A juíza Alana Castro, da 2ª Vara de Fazenda Pública de Macapá, deu 24 horas para o Instituto de Administração Penitenciária do Amapá (Iapen) explicar a contratação da empresa Servi Gastronomia Industrial Ltda, responsável pelo fornecimento de alimentos ao sistema prisional do Amapá.
A decisão foi publicada na quarta-feira (11), após a contratação ser divulgada no Diário Oficial do Estado. A magistrada destacou que a liminar que suspendeu a desclassificação da empresa do processo, concedida na sexta-feira (6), estava condicionada a uma nova inspeção técnica na sede da Servi Gastronomia Industrial.

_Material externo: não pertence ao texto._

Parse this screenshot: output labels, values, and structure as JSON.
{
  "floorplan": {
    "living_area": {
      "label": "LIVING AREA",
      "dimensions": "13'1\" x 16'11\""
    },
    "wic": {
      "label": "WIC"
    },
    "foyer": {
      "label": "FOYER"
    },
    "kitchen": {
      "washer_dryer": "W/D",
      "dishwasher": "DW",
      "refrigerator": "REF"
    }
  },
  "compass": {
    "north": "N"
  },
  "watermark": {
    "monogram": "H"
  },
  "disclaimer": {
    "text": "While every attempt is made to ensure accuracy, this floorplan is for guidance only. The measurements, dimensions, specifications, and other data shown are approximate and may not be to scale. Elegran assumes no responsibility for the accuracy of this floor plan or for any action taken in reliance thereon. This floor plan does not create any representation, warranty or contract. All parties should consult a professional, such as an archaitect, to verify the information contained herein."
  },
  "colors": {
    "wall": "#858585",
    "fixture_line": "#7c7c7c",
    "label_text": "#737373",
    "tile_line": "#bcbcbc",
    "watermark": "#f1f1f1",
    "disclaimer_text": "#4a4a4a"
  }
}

A empresa tinha até o domingo (15) para comprovar condições técnicas, estruturais e sanitárias para fornecer refeições ao sistema prisional. O contrato atual termina no mesmo dia, o que representa um prazo limite para evitar desabastecimento de alimentos nas unidades prisionais. Caso a empresa não comprovasse aptidão até a data, a liminar seria revogada.
Apesar disso, o Iapen assinou o contrato sem comprovar se houve a inspeção requerida. A juíza enfatizou que a liminar foi concedida apenas para permitir que a empresa comprovasse aptidão dentro do prazo, e não para garantir a contratação.
O Iapen deve informar em até 24 horas se houve nova inspeção técnica nas instalações da empresa e, em caso positivo, apresentar o laudo. Além disso, deve confirmar se a empresa está apta para fornecer refeições a partir de domingo (15), com toda a documentação exigida.
A empresa afirma que sua proposta é cerca de R$ 13,4 milhões mais barata que a das concorrentes. A juíza considerou o valor relevante para o interesse público, por representar economia em um contrato essencial.
O contrato atual de fornecimento de refeições ao sistema prisional do Amapá foi rescindido pelo governo estadual após constatação de problemas na qualidade, quantidade e higiene das refeições entregues. O contrato vigente termina em 15 de março de 2026, e para evitar risco de desabastecimento, o Iapen abriu uma nova disputa contratual.